On Data Analytics systems, all motherboards start when the main motherboard starts. The Hadoop worker daemons (HDFS and YARN) automatically join the cluster.
A 1 GbE LAN connection is available on the back of the case. The interface is configured for DHCP and is normally a NIC inserted in the main motherboard. The on-board 1-GbE on the main motherboard is used to connect to the internal cluster network.
An eight-port 1-GbE switch is housed inside the case. It sits above the power supply and connects all the nodes in the cluster. On the double-wide systems, a second 1-GbE switch is on the opposite side of the case (toward the top rear). There are two ports exposed on the back of the case. One of these ports is used to connect the main motherboard 1-GbE link to the internal switch using a short CAT6 cable. The second open port can be used for expansion or connection to a storage device (e.g. to expose a NAS device to the internal cluster network). The 1-GbE network uses non-routable IP addresses (192.168.0.X) and is used as an internal cluster network.
A high-performance 25-GbE network is available as an option on some systems (and on others, it is standard). Similar to the 1-GbE network, the 25-GbE is a non-routable (192.168.1.X) internal network. The “switchless” network is achieved by using a a four port 25-GbE NIC on the main motherboard. Three of the four ports are connected to the worker motherboard. Nominally, the three worker ports are combined with the host to form an Ethernet bridge. In the bridge configuration, the bridge responds and acts like a single IP address. Communication between workers is forwarded to the correct port (“bridged”) through the host. The remaining port on the four port NIC is available for expansion.
If configured, the worker motherboards have a single-port 25 GbE NIC as part of the removable blade. A cable from this port on each worker blade is brought out to the back of the case and connected to the four-port 25 GbE NIC.
On the double-wide Limulus systems, there is a second four-port NIC on one of the additional worker motherboards. This NIC is connected to the other three worker motherboards and added to the bridge by connecting the extra port on each four-port 25-GbE NIC.
On Data Analytics (Hadoop/Spark) systems, each node can have up to two SSD drives. These drives are used exclusively for Hadoop storage (HDFS). System software for each node, including all analytics applications, is stored on a local NVMe disk (which is housed in the the M.2 slot on the motherboard).
The Data Analytics drives are removable and are located in the front of the case. Each Limulus system has eight front-facing removable drive slots (double-wide systems have sixteen). Each blade provides two SATA connections that are routed to the removable drive cage. At minimum, each motherboard (including the main motherboard) has one of the drive slots occupied (for a total of four SSDs and eight SSDs for double-wide systems). Users can expand the HDFS storage (using the second drive slot) by adding additional SSD drives (either at time of purchase or in the future).
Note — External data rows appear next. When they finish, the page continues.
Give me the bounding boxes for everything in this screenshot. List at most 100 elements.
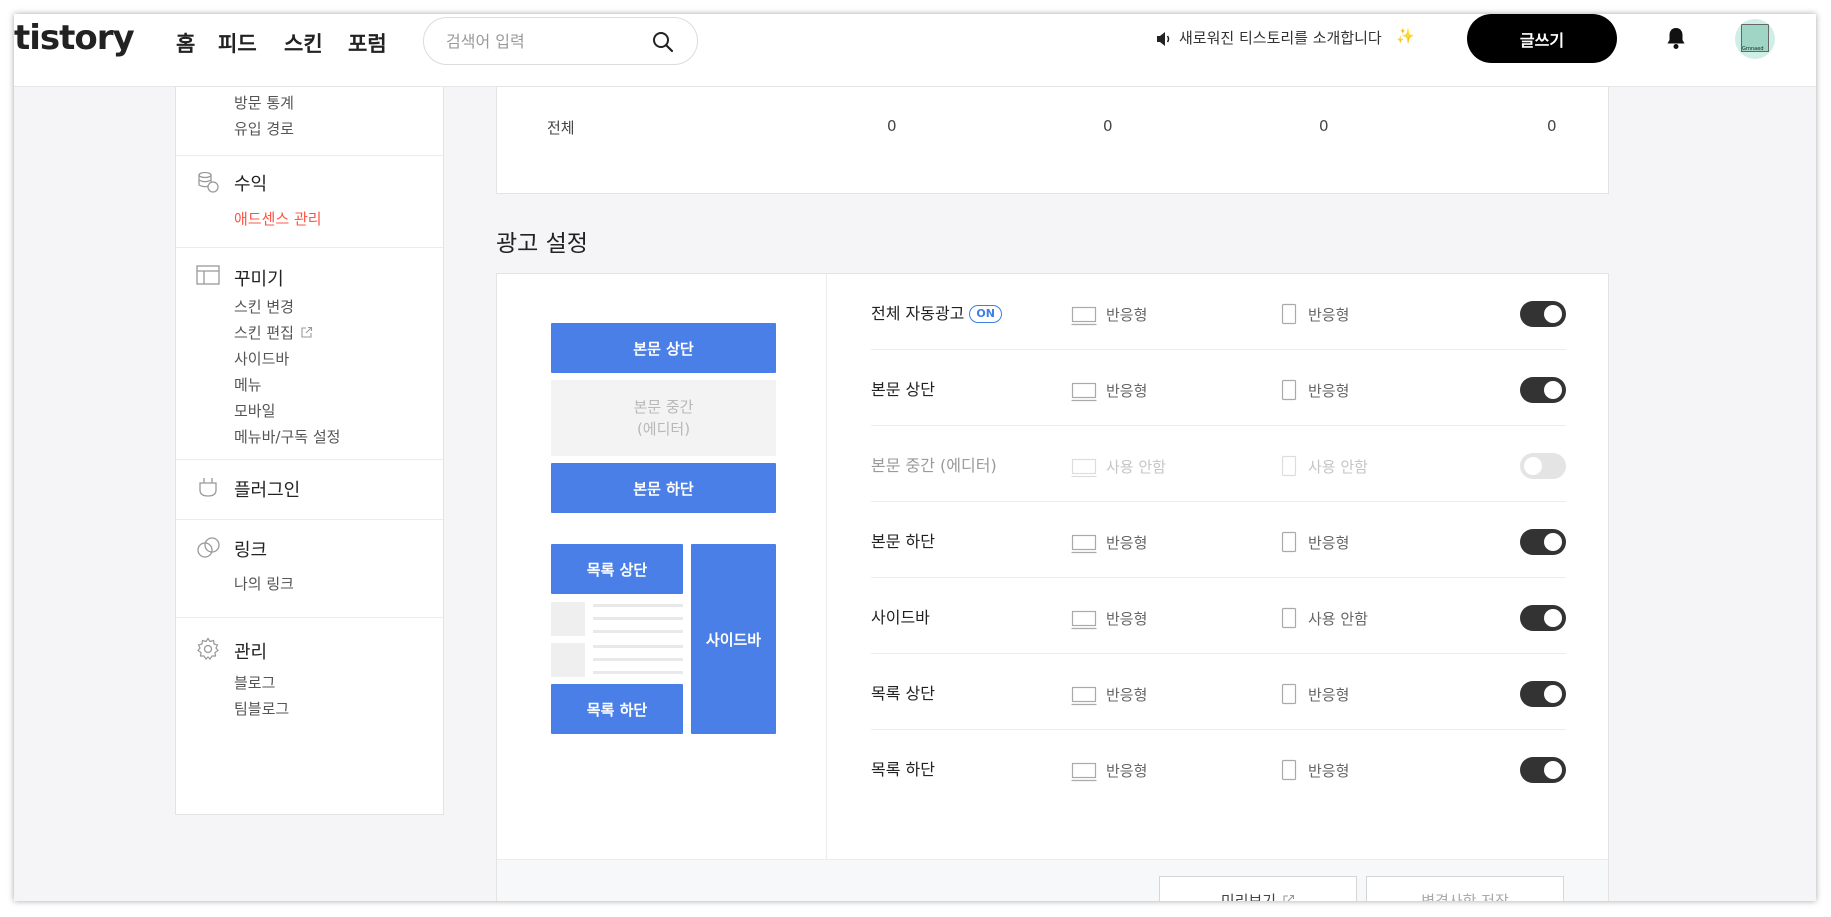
desktop-icon — [1071, 306, 1097, 326]
pc-ad-type: 반응형 — [1106, 686, 1148, 704]
coins-icon — [198, 171, 219, 193]
mobile-ad-type: 반응형 — [1308, 762, 1350, 780]
sidebar-item-skin-edit[interactable]: 스킨 편집 — [234, 322, 313, 343]
toggle-knob — [1544, 533, 1562, 551]
preview-body-middle: 본문 중간 (에디터) — [551, 380, 776, 456]
desktop-icon — [1071, 458, 1097, 478]
browser-window: tistory 홈 피드 스킨 포럼 새로워진 티스토리를 소개합니다 ✨ 글쓰… — [14, 14, 1816, 901]
summary-label: 전체 — [547, 119, 575, 137]
sidebar-item-adsense[interactable]: 애드센스 관리 — [234, 208, 322, 229]
avatar[interactable]: Grnnaed — [1735, 19, 1775, 59]
desktop-icon — [1071, 534, 1097, 554]
sidebar-title-link[interactable]: 링크 — [234, 536, 267, 562]
tistory-logo[interactable]: tistory — [14, 18, 135, 58]
nav-skin[interactable]: 스킨 — [284, 28, 323, 58]
top-header: tistory 홈 피드 스킨 포럼 새로워진 티스토리를 소개합니다 ✨ 글쓰… — [14, 14, 1816, 87]
admin-sidebar: 방문 통계 유입 경로 수익 애드센스 관리 꾸미기 스킨 변경 스킨 편집 사… — [175, 87, 444, 815]
mobile-ad-type: 반응형 — [1308, 686, 1350, 704]
ad-row-name: 본문 상단 — [871, 380, 935, 399]
preview-text-line — [593, 604, 683, 607]
sidebar-item-blog[interactable]: 블로그 — [234, 672, 275, 693]
sidebar-item-menu[interactable]: 메뉴 — [234, 374, 262, 395]
sidebar-title-revenue[interactable]: 수익 — [234, 170, 267, 196]
preview-list-bottom: 목록 하단 — [551, 684, 683, 734]
nav-home[interactable]: 홈 — [176, 28, 195, 58]
write-post-button[interactable]: 글쓰기 — [1467, 14, 1617, 63]
toggle-knob — [1544, 685, 1562, 703]
summary-card: 전체 0 0 0 0 — [496, 87, 1609, 194]
mobile-icon — [1281, 379, 1297, 401]
preview-text-line — [593, 671, 683, 674]
ad-row-body-top: 본문 상단 반응형 반응형 — [871, 350, 1566, 426]
ad-row-name-text: 전체 자동광고 — [871, 304, 965, 323]
toggle-sidebar[interactable] — [1520, 605, 1566, 631]
toggle-auto-ad[interactable] — [1520, 301, 1566, 327]
pc-ad-type: 반응형 — [1106, 382, 1148, 400]
sidebar-title-plugin[interactable]: 플러그인 — [234, 476, 300, 502]
notice-link[interactable]: 새로워진 티스토리를 소개합니다 — [1179, 27, 1382, 48]
toggle-knob — [1544, 305, 1562, 323]
toggle-knob — [1544, 609, 1562, 627]
sidebar-item-skin-change[interactable]: 스킨 변경 — [234, 296, 294, 317]
ad-settings-footer: 미리보기 변경사항 저장 — [497, 859, 1608, 901]
toggle-list-top[interactable] — [1520, 681, 1566, 707]
external-link-icon — [1283, 894, 1295, 901]
preview-body-middle-line2: (에디터) — [636, 420, 691, 438]
desktop-icon — [1071, 762, 1097, 782]
ad-settings-card: 본문 상단 본문 중간 (에디터) 본문 하단 목록 상단 목록 하단 사이드바… — [496, 273, 1609, 901]
search-icon[interactable] — [651, 30, 675, 54]
sidebar-title-decorate[interactable]: 꾸미기 — [234, 265, 284, 291]
toggle-body-bottom[interactable] — [1520, 529, 1566, 555]
preview-text-line — [593, 658, 683, 661]
summary-value: 0 — [1103, 117, 1113, 135]
mobile-ad-type: 반응형 — [1308, 382, 1350, 400]
desktop-icon — [1071, 610, 1097, 630]
preview-thumb — [551, 643, 585, 677]
sidebar-item-team-blog[interactable]: 팀블로그 — [234, 698, 289, 719]
preview-thumb — [551, 602, 585, 636]
ad-row-name: 목록 상단 — [871, 684, 935, 703]
toggle-body-top[interactable] — [1520, 377, 1566, 403]
summary-value: 0 — [1547, 117, 1557, 135]
bell-icon[interactable] — [1665, 26, 1687, 50]
preview-body-bottom: 본문 하단 — [551, 463, 776, 513]
sidebar-item-mobile[interactable]: 모바일 — [234, 400, 275, 421]
desktop-icon — [1071, 686, 1097, 706]
save-changes-button[interactable]: 변경사항 저장 — [1366, 876, 1564, 901]
sidebar-section-manage: 관리 블로그 팀블로그 — [176, 618, 443, 744]
sidebar-section-stats: 방문 통계 유입 경로 — [176, 87, 443, 156]
toggle-list-bottom[interactable] — [1520, 757, 1566, 783]
sidebar-item-referrer[interactable]: 유입 경로 — [234, 118, 294, 139]
sparkle-icon: ✨ — [1396, 27, 1415, 45]
gear-icon — [197, 637, 219, 660]
toggle-body-middle[interactable] — [1520, 453, 1566, 479]
sidebar-item-my-link[interactable]: 나의 링크 — [234, 573, 294, 594]
mobile-icon — [1281, 303, 1297, 325]
pc-ad-type: 반응형 — [1106, 534, 1148, 552]
preview-text-line — [593, 645, 683, 648]
sidebar-item-sidebar[interactable]: 사이드바 — [234, 348, 289, 369]
nav-forum[interactable]: 포럼 — [348, 28, 387, 58]
desktop-icon — [1071, 382, 1097, 402]
layout-icon — [196, 265, 220, 285]
sidebar-item-skin-edit-label: 스킨 편집 — [234, 324, 294, 342]
sidebar-section-plugin: 플러그인 — [176, 460, 443, 520]
plug-icon — [199, 478, 217, 497]
toggle-knob — [1544, 381, 1562, 399]
on-badge: ON — [969, 305, 1002, 323]
mobile-icon — [1281, 607, 1297, 629]
sidebar-title-manage[interactable]: 관리 — [234, 638, 267, 664]
toggle-knob — [1544, 761, 1562, 779]
ad-row-name: 본문 하단 — [871, 532, 935, 551]
ad-row-sidebar: 사이드바 반응형 사용 안함 — [871, 578, 1566, 654]
summary-value: 0 — [1319, 117, 1329, 135]
ad-row-list-top: 목록 상단 반응형 반응형 — [871, 654, 1566, 730]
ad-row-name: 전체 자동광고 ON — [871, 300, 1002, 324]
nav-feed[interactable]: 피드 — [218, 28, 257, 58]
search-input[interactable] — [446, 28, 641, 54]
preview-button[interactable]: 미리보기 — [1159, 876, 1357, 901]
sidebar-section-decorate: 꾸미기 스킨 변경 스킨 편집 사이드바 메뉴 모바일 메뉴바/구독 설정 — [176, 248, 443, 460]
sidebar-item-menubar[interactable]: 메뉴바/구독 설정 — [234, 426, 340, 447]
toggle-knob — [1524, 457, 1542, 475]
sidebar-item-visit-stats[interactable]: 방문 통계 — [234, 92, 294, 113]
There are seven cooling fans in each case (eleven in the double-wide systems). Four of these fans are on the processor cooler (heat sink). These fans are controlled by the motherboard on which they are housed (i.e. as the processor temperature increases, so does the fan speed).
There are two large fans on the bottom of the case. These fans pull air from underneath the case and push it into the three worker blades. The fans are attached to an auxiliary fan port on the main motherboard using a “Y” splitter. A monitoring daemon running on the main motherboard checks the processor temperature of each blade and reports the highest temperature to a second fan control daemon that controls the auxiliary fan port. If any blade temperature increases, the bottom intake fan speed is increased.
The remaining fan is on the back of the case and runs at constant speed. This fan is used to help move air through the case.